Despite its high ecological, cultural and economic significance, the available genomic resources for S. glanis are very limited. To date, only a mitochondrial genome (Vittas et al. 2011) and a few gene sequences of S. glanis are available in the NCBI database (https://www.ncbi.nlm.nih.gov/). There are a number of genome assemblies of other Siluriformes (Liu et al. 2016; Gong et al. 2018; Kim et al. 2018; Li et al. 2018; Zhang et al. 2018; Jiang et al. 2019), however, these species are evolutionarily rather distant from S. glanis (Kappas et al. 2016). Therefore, given the growing interest in the aquaculture of S. glanis, there is a strong need for improving the databases of its genetic resources and for developing novel genetic tools to increase the efficiency of breeding programs. Moreover, given that the fisheries based on wild-caught S. glanis exceed aquaculture production (FAO 2020), genomic information is essential for developing sustainable conservation strategies for wild populations.

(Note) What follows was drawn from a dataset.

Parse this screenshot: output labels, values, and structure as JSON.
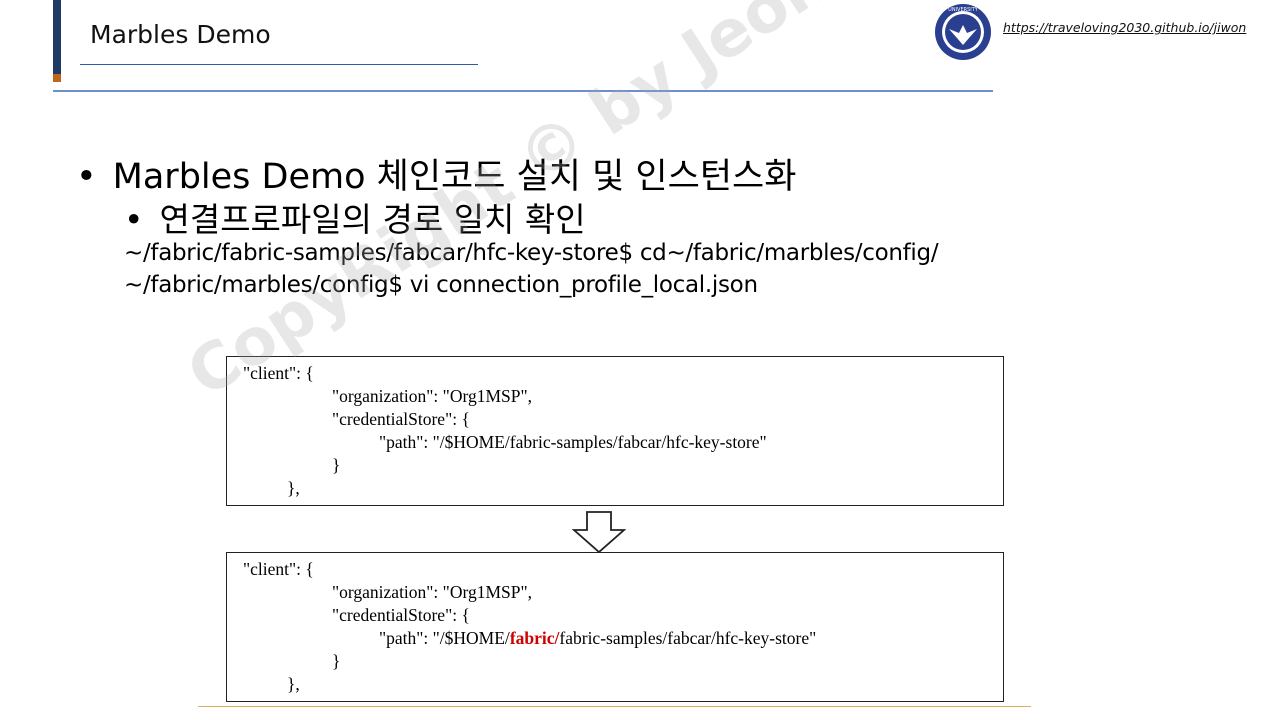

To assemble the S. glanis genome, we used the 10X Genomics Chromium technology, a genomic library preparation technique designed to build accurate and highly continuous assemblies from short sequencing reads. In brief, the 10X Genomics library preparation technology incorporates unique molecular barcodes into individual high molecular weight DNA molecules, after which genomic libraries undergo standard Illumina short-read sequencing (Zheng et al. 2016). The construction of highly continuous scaffolds is achieved by using these barcodes in a phased assembly strategy algorithm implemented in the Supernova software to tag short reads that come from the same long DNA fragment (known as linked-reads; Weisenfeld et al. 2017).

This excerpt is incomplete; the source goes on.